ICSI's Halperin notes that working with the entire dbSNP database showed that HAP works well on diverse data sets. “The challenge of analyzing such a large dataset is enormous, since the integration of the different datasets is not a simple task,” explained the research scientist. “In particular, different data sets have different characteristics, and one has to take this into account. This project demonstrates the ability of HAP to efficiently deal with different types of data, for instance, unrelated or related individuals.” Indeed, for the project, Halperin extended the HAP algorithm to work with 'trios' — where genotypes are available for a mother, father and their child — taking into account that haplotypes of the children are copies of the haplotypes of the parents.

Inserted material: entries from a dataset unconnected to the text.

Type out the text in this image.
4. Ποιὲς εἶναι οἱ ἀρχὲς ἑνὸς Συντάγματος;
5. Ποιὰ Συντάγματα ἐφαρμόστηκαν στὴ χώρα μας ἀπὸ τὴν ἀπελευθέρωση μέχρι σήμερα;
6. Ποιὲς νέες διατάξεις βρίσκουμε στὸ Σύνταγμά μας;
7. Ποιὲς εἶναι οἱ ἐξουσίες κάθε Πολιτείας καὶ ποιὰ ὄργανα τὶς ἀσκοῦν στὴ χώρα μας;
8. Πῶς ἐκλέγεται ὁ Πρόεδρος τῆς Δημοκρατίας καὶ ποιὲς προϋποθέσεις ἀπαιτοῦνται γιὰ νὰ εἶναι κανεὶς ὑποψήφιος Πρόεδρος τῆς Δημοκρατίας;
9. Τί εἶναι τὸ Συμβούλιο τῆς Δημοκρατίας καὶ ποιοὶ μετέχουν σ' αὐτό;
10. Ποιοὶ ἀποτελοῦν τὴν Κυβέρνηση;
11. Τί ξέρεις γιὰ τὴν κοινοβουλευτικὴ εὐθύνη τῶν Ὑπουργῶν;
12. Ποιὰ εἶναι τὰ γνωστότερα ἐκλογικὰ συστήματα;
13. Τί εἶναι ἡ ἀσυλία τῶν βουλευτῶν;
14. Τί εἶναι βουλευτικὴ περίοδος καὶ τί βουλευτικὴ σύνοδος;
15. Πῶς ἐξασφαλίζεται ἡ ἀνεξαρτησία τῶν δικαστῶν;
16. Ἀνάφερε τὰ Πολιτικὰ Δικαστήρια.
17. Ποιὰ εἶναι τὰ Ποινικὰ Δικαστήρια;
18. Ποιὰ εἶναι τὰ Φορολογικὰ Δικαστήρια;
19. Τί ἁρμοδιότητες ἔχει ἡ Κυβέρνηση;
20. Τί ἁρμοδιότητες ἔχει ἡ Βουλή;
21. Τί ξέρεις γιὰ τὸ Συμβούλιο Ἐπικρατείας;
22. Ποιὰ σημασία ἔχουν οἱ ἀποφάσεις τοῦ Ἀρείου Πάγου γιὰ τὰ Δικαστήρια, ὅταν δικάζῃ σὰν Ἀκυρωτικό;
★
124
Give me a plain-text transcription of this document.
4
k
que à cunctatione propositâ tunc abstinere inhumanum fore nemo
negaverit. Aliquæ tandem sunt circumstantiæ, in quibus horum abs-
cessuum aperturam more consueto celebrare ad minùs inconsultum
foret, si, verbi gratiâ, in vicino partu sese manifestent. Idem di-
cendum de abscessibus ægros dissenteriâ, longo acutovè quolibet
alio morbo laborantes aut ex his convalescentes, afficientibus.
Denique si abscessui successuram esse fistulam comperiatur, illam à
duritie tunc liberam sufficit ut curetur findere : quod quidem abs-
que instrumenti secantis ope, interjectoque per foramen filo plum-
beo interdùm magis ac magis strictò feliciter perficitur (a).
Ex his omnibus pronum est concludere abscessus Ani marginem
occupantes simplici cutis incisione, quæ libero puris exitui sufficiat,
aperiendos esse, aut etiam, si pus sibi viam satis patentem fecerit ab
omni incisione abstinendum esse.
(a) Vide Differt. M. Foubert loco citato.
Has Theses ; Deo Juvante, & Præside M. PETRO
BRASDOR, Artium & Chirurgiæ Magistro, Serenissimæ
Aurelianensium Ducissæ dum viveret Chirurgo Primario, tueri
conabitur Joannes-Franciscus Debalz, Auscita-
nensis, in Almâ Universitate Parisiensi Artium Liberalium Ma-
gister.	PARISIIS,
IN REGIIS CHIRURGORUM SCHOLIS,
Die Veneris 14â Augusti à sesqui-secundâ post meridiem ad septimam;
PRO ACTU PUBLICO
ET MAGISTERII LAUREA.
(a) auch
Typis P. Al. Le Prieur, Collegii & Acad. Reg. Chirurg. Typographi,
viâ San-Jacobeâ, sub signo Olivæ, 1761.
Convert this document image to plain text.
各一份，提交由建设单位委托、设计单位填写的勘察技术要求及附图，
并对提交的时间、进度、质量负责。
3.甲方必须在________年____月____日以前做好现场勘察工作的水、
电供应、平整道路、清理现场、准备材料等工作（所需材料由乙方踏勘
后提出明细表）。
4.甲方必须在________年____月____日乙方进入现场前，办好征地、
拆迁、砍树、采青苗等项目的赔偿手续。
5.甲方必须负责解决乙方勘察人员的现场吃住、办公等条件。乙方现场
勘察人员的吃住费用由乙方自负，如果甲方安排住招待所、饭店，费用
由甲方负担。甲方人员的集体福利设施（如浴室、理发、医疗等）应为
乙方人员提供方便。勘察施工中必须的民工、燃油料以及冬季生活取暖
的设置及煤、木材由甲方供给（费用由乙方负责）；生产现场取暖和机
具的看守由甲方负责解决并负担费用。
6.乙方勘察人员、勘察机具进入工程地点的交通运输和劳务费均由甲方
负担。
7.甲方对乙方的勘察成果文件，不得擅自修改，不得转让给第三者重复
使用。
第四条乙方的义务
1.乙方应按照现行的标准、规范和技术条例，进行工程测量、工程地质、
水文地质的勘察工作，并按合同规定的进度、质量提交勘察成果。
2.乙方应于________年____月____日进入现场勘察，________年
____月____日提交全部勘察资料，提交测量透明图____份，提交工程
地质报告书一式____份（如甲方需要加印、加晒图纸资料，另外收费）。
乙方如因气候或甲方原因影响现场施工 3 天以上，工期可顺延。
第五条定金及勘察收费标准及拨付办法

As a side effect of their research, the computer scientists are now depositing 15 gigabytes of data into dbSNP, and their article in Genome Research aims to encourage the research community to use the data depository as a scientific resource. Researchers can use these reference data sets as tools to guide their own studies into the genetic basis of common diseases.

To that end, the team's next collaboration with NCBI researchers will be to help design disease-association studies. “If a researcher is interested in a specific gene, we can use all the available data to come up with how to design the experiment,” said Eskin. “We can tell how many individuals' genotypes need to be sequenced – and how many and which SNPs to collect – to minimize the cost and processing power needed for the most effective study correlating genetic data and the incidence of disease.”

Disease association research is the main reason why the group from Calit2 and ICSI opted to identify tag SNPs across the entire NCBI database and make all of them available to the research community. Said Halperin: “If you are going to perform a disease association study, it's more economical to use these tag SNPs than the entire data.”